Wassily Kandinsky (1866 – 1944) was a Russian Painter and theorist. He is credited with painting one of the first recognized purely abstract works. Kindinsky’s creation of abstract work followed a long period of development and maturation of intense thought based on his artistic experiences. He called this devotion to inner beauty, fervor of spirit, and spiritual desire. It was a central aspect of his art.

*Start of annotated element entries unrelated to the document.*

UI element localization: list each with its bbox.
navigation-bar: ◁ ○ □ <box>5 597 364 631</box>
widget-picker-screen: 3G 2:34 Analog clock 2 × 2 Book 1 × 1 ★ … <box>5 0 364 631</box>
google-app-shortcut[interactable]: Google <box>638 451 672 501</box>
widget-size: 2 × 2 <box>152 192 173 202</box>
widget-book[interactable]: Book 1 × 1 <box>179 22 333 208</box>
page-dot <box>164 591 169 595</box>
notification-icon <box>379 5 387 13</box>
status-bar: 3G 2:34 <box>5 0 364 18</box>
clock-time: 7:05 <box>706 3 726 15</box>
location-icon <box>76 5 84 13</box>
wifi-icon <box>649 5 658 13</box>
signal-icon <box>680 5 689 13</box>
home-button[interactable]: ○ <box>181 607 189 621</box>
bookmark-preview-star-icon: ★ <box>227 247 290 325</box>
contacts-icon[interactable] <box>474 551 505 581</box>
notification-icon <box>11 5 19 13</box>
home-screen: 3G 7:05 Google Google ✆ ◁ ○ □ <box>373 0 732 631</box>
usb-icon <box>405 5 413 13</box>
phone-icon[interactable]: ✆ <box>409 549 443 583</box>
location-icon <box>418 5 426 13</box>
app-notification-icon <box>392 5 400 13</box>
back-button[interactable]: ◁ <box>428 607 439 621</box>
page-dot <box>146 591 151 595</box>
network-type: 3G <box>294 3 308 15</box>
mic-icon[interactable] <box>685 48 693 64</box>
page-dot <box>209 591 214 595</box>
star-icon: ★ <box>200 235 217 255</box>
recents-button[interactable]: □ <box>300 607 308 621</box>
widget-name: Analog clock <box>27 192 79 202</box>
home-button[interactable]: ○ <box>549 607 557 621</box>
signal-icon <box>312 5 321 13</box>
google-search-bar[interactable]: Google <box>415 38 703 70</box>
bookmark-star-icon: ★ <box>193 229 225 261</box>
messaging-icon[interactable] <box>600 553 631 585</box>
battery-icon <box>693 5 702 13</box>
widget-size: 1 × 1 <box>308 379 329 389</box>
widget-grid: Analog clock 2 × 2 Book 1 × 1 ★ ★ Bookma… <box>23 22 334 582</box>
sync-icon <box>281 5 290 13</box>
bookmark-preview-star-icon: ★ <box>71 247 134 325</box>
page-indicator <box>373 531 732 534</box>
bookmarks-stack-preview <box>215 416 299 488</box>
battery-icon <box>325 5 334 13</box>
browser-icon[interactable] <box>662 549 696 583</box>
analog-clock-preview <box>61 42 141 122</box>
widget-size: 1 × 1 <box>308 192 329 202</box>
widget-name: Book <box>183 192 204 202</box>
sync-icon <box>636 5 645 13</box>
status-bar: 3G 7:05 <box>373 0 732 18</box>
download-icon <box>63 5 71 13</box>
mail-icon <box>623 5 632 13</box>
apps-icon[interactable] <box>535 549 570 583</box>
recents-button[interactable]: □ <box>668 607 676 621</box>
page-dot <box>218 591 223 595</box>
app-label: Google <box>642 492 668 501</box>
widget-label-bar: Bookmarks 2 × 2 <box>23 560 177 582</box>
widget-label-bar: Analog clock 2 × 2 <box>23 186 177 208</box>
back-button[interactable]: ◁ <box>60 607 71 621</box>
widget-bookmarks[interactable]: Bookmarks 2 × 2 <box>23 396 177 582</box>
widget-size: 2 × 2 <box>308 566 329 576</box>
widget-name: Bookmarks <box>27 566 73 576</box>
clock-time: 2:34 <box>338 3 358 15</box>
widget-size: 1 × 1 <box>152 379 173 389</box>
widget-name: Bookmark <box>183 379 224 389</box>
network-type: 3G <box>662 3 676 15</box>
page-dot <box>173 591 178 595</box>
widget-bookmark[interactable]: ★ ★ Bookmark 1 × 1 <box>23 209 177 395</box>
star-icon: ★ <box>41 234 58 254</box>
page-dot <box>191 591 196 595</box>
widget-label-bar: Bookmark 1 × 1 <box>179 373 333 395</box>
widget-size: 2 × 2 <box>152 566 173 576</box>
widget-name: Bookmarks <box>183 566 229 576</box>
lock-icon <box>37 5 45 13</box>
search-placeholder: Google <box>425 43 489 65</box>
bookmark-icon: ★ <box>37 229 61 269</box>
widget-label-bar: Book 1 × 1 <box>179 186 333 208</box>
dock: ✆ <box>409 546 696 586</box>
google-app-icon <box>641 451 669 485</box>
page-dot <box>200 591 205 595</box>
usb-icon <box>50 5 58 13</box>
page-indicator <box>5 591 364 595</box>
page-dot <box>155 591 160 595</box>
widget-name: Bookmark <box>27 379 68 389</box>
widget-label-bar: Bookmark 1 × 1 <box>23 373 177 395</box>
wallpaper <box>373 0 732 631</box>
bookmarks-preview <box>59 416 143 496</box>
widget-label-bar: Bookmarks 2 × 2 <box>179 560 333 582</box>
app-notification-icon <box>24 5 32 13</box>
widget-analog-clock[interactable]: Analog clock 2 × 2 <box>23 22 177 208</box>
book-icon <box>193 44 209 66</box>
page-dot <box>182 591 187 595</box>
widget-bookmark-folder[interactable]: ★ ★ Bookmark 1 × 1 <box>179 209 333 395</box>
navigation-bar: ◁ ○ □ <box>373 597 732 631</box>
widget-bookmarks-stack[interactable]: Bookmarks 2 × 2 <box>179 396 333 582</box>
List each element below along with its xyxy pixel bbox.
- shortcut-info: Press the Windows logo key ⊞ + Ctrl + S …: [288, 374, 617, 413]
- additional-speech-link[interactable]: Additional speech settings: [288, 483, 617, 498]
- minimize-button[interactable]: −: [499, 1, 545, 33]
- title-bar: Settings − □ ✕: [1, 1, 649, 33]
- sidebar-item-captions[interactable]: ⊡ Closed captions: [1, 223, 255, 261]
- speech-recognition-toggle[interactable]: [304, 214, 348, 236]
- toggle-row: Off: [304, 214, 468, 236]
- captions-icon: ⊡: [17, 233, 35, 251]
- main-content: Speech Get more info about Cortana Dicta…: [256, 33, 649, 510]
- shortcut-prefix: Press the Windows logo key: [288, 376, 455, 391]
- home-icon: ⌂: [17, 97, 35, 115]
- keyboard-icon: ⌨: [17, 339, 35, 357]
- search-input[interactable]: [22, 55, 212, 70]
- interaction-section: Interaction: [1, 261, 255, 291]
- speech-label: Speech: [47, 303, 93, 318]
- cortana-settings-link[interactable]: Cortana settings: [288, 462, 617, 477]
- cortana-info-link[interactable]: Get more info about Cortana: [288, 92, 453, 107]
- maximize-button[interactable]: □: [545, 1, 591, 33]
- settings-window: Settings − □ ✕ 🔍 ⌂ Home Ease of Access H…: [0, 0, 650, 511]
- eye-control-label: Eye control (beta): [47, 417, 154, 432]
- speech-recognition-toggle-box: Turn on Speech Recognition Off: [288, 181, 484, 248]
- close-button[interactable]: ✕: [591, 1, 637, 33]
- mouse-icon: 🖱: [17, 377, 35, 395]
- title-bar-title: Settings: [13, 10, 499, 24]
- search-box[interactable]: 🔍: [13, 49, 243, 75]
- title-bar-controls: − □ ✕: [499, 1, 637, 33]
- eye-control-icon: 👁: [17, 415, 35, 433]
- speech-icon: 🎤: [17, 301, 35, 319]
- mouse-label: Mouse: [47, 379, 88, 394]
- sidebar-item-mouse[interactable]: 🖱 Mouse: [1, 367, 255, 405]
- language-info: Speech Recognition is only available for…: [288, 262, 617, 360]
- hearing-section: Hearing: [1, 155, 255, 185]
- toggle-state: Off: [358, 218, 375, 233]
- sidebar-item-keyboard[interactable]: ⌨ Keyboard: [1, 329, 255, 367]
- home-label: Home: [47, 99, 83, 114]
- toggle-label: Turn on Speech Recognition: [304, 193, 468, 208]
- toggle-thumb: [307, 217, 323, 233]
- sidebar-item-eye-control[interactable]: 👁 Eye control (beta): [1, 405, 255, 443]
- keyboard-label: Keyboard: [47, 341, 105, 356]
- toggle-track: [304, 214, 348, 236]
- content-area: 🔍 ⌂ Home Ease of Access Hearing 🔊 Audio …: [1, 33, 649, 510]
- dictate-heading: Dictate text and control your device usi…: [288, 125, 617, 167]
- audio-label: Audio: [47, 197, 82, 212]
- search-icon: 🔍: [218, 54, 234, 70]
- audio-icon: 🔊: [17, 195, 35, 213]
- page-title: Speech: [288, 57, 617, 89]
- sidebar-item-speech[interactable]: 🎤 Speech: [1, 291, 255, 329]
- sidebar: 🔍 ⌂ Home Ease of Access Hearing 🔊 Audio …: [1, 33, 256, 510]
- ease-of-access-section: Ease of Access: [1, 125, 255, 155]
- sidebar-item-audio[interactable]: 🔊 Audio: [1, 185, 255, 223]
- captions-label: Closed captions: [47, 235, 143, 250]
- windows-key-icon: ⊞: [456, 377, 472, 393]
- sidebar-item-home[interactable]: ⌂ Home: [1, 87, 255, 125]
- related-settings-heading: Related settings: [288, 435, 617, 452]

Kindinsky began painting at age 30, study life-drawing, sketching and anatomy. He settled in Munich, studying first at Anton Azbe’s private school then at the Academy of Fine Arts. After the outbreak of the world war I, he returned to Moscow. He was unsympathetic to the official theories on art in communist Moscow and returned to Germany in 1921. There, he taught at the Bauhaus school of art and architecture from 1922 until Nazis closed it in 1933. He then moved to France and remained there to the end of his life.
Music was important to Kandinsky. Music is abstract by nature, it does not try to represent the exterior world, but expresses in a immediate way the inner feelings of the soul. Kandinsky sometimes used musical terms to identify his works. He called his most spontaneous paintings “improvisations” and described more elaborate works as “compositions”.
Kindinsky’s paintings are among the highest priced paintings sold at public auctions. In 2016, a 1935 abstract painting Gigide et courbe (Rigid and Bent) was sold for $23.3 million.